For women, this is a particularly salient issue. Women live longer than men, which means that if the husband requires significant care and passes, it could drain the joint accounts and leave the woman with few assets at a time when she can no longer earn money because of advanced age.
This is important. If you’re in your 40s or older, look into long-term care insurance.
Don’t know what to look for? Confused by insurance salesperson speak and chart porn? Here are some things to consider when looking at a long-term care policy:
- Tax qualified – this means that the benefits from the LTC policy will not be taxed by the federal government.
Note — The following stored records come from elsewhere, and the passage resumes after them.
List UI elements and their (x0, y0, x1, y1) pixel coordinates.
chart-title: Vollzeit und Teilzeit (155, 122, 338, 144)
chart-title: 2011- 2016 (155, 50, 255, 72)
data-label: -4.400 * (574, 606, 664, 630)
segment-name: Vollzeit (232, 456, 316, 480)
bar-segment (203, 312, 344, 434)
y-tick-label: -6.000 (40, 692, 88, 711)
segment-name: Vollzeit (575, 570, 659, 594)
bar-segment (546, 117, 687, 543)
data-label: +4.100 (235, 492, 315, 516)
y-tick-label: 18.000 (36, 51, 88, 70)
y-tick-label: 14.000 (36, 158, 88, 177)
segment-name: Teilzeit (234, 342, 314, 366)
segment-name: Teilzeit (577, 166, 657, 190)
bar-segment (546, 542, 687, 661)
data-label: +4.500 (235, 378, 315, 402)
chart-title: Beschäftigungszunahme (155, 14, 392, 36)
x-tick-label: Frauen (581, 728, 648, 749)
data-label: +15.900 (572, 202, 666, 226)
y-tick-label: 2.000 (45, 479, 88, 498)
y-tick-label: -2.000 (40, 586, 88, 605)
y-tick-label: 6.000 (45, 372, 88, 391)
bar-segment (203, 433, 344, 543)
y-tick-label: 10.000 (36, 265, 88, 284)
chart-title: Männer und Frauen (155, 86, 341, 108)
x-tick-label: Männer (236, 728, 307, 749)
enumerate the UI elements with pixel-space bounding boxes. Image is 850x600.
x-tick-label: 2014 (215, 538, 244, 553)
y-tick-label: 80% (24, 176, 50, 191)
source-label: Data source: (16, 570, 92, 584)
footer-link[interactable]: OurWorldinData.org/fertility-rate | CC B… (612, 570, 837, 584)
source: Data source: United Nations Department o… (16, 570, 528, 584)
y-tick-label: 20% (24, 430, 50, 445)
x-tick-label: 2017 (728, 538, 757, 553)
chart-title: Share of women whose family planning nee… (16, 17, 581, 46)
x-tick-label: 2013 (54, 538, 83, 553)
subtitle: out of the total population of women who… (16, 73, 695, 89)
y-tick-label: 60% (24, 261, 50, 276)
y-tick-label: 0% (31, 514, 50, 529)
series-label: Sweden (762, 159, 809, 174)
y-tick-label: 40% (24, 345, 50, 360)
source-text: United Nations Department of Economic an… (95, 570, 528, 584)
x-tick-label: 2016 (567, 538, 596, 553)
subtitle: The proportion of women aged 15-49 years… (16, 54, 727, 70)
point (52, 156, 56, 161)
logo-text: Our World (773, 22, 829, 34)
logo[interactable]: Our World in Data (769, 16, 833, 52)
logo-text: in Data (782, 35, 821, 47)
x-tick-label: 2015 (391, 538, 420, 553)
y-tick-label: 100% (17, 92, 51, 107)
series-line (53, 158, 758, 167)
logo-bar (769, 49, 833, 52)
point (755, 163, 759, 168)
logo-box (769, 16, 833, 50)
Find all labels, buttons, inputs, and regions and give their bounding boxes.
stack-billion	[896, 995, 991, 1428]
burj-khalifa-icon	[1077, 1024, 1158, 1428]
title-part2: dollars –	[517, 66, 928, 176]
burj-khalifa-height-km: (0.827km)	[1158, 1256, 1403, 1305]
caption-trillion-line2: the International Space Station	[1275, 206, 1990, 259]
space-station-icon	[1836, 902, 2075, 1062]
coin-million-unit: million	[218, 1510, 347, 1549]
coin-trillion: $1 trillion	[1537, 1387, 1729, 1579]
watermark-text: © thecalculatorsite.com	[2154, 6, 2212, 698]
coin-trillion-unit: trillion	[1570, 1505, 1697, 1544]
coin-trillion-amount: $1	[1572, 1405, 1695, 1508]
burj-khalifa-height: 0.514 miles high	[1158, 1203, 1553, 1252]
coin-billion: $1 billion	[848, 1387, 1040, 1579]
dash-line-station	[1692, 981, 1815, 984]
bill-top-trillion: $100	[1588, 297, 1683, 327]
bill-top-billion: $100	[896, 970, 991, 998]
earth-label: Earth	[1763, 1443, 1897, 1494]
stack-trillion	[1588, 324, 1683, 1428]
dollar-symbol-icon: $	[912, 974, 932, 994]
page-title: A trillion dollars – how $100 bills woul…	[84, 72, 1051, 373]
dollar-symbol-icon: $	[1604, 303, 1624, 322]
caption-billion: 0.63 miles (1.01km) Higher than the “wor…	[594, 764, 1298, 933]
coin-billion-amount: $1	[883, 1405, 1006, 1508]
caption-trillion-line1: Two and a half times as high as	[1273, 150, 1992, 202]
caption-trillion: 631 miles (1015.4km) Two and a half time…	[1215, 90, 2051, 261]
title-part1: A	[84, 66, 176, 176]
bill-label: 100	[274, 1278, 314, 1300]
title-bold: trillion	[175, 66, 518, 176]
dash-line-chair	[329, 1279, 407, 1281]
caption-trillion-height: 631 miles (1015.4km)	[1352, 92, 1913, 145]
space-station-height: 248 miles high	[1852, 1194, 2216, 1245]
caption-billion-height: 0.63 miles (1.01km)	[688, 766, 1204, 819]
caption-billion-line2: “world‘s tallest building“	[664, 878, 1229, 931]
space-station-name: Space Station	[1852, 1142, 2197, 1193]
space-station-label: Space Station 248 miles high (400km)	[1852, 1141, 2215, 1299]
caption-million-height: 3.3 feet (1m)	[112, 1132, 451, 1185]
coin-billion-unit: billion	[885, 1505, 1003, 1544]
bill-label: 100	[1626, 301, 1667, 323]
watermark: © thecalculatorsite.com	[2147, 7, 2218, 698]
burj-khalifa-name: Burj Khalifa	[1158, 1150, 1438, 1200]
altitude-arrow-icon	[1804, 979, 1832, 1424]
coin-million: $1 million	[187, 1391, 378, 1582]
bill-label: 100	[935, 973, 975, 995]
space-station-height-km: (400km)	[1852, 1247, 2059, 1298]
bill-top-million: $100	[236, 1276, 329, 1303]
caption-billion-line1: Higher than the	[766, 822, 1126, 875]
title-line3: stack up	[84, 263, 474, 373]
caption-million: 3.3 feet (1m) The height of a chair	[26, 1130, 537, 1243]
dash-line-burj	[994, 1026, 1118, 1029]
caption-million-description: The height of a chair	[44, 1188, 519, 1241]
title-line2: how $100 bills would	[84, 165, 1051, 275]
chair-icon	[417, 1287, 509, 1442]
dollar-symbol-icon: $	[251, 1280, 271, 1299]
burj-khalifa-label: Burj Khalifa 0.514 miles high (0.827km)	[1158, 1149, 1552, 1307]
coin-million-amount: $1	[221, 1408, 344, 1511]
There is a 90 day waiting period for benefits to begin to qualify, so if you receive benefits before a 90 day waiting period, then the benefits will probably be taxed. Ask your agent about writing a tax qualified (TQ) policy. TQ policy premiums can also count towards your medical expense deduction if you qualify.
- In-home care – this means that you will be treated by a professional caregiver in your home rather than in a nursing care facility. Look for at least 6 hours a day of caregiving in the policy.
- Home modification – since you need to be unable to perform at least 2 of the 6 activities of daily living (ADLs – bathing, transferring – moving from one place to another, eating, dressing, continence, and toileting), and many of these involve movement of some sort, modifying the home to accommodate wheelchairs or assisted movement devices – think of ramps and wider doors as an example – could help you out as well as save you money
- Assisted living – some LTC policies can add this as a rider or as a stand-alone policy where you can receive coverage for living in an assisted living facility rather than needing to be in a nursing home. Also look into continuing-care facilities which allow you to start out completely independent in a retirement community (usually 55 and over age group) and then have both assisted care and nursing care capabilities in the same community.
- Daily benefits – make sure that the daily limits are sufficient to cover what you will not be able to pay out of pocket for care. Just because you spend $X per month in expenses does not mean that those expenses will go down just because you’re receiving long-term care, particularly if you’re married.
- Inflation protection – Long-term care costs are rising faster than the overall inflation rate. Additionally, you may not need long-term care for many years. Therefore, unless you’re into your seventies, I recommend getting compound inflation protection on your policy.
Naturally, some of these are add-ons and riders to a basic long-term care policy, so you may have to pick and choose based on your budget; however, unless you’re wealthy enough to be self-sufficient and to pay for your care needs out of pocket, I recommend looking into a long-term care policy, as the alternative is to spend your assets down until you qualify for Medicare, which can be financially devastating for a family.